2、ThreadContext是org.apache.shiro.util包下的一个工具类,它是用来操作和当前线程绑定的SecurityManager和Subject,它必然包含了一个ThreadLocal对象如下:
private static final Logger log = LoggerFactory.getLogger(org/apache/shiro/util/ThreadContext);
public static final String SECURITY_MANAGER_KEY = (new StringBuilder()).append(org/apache/shiro/util/ThreadContext.getName()).append("_SECURITY_MANAGER_KEY").toString();
public static final String SUBJECT_KEY = (new StringBuilder()).append(org/apache/shiro/util/ThreadContext.getName()).append("_SUBJECT_KEY").toString();
private static final ThreadLocal resources = new InheritableThreadLocalMap();
/*省略*/
ThreadLocal中所存放的数据是一个Map集合,集合中所存的key有两个SECURITY_MANAGER_KEY 和SUBJECT_KEY ,就是通过这两个key来存取SecurityManager和Subject两个对象的。
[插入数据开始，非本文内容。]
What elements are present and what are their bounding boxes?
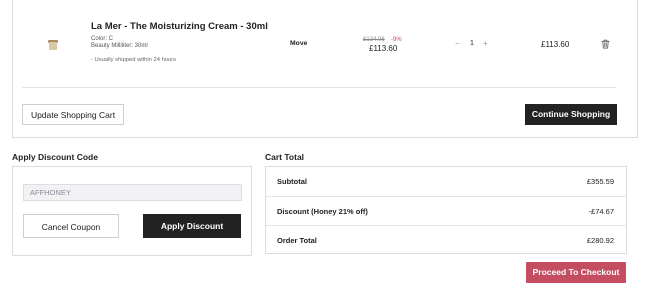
shipping-note: - Usually shipped within 24 hours (91, 57, 177, 63)
move-link[interactable]: Move (290, 40, 307, 47)
continue-shopping-button[interactable]: Continue Shopping (525, 104, 617, 125)
subtotal-value: £355.59 (586, 177, 614, 186)
apply-discount-button[interactable]: Apply Discount (143, 214, 241, 238)
quantity-increase-button[interactable]: + (483, 39, 488, 48)
discount-percent: -9% (391, 37, 402, 43)
cart-totals-panel: Subtotal £355.59 Discount (Honey 21% off… (265, 166, 627, 254)
original-price: £124.06 (363, 37, 385, 43)
coupon-code-input[interactable] (23, 184, 242, 201)
product-option-size: Beauty Milliliter: 30ml (91, 43, 148, 49)
subtotal-row: Subtotal £355.59 (266, 167, 626, 196)
product-option-color: Color: C (91, 36, 114, 42)
subtotal-label: Subtotal (277, 177, 307, 186)
row-total: £113.60 (541, 40, 570, 49)
quantity-decrease-button[interactable]: − (455, 39, 460, 48)
cancel-coupon-button[interactable]: Cancel Coupon (23, 214, 119, 238)
discount-row: Discount (Honey 21% off) -£74.67 (266, 196, 626, 226)
order-total-row: Order Total £280.92 (266, 225, 626, 255)
current-price: £113.60 (369, 44, 398, 53)
quantity-value[interactable]: 1 (468, 40, 476, 47)
discount-label: Discount (Honey 21% off) (277, 207, 368, 216)
product-name[interactable]: La Mer - The Moisturizing Cream - 30ml (91, 21, 268, 32)
cream-jar-icon[interactable] (48, 39, 58, 51)
order-total-label: Order Total (277, 236, 317, 245)
discount-panel (12, 166, 252, 256)
cart-total-title: Cart Total (265, 152, 305, 162)
update-cart-button[interactable]: Update Shopping Cart (22, 104, 124, 125)
cart-divider (22, 87, 616, 88)
proceed-to-checkout-button[interactable]: Proceed To Checkout (526, 262, 626, 283)
discount-section-title: Apply Discount Code (12, 152, 98, 162)
discount-value: -£74.67 (588, 207, 614, 216)
order-total-value: £280.92 (586, 236, 614, 245)
jar-body (49, 42, 57, 50)
trash-icon[interactable] (601, 39, 610, 49)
3、当前线程还没有绑定一个Subject时,就需要通过Subject.Builder来创建一个然后绑定到当前线程。Builder是Subject的一个内部类,它拥有两个重要的属性,SubjectContext和SecurityManager,创建Builder时使用SecurityUtils工具来获取它的全局静态变量SecurityManager,SubjectContext则是使用newSubjectContextInstance创建一个DefaultSubjectContext对象:
public Builder()
{
this(SecurityUtils.getSecurityManager());
}
public Builder(SecurityManager securityManager)
{
if(securityManager == null)
throw new NullPointerException("SecurityManager method argument cannot be null.");
this.securityManager = securityManager;
subjectContext = newSubjectContextInstance();
if(subjectContext == null)
{
throw new IllegalStateException("Subject instance returned from 'newSubjectContextInstance' cannot be null.");
} else
{
subjectContext.setSecurityManager(securityManager);
return;
}
}
}
4、
Builder准备工作完成后,调用buildSubject来创建一个Subject:
public Subject buildSubject()
{
return securityManager.createSubject(subjectContext);
}
最终还是通过securityManager根据subjectContext来创建一个Subject。最终是通过一个SubjectFactory来创建的,SubjectFactory是一个接口,接口方法为Subject createSubject(SubjectContext context),默认的SubjectFactory实现是DefaultSubjectFactory,DefaultSubjectFactory创建的Subject是DelegatingSubject。【至此,我们通过源码分析已知Subject创建流程】
5、调用Subject.isPermitted/hasRole方法,其本质是委托给SecurityManager的hasRole方法。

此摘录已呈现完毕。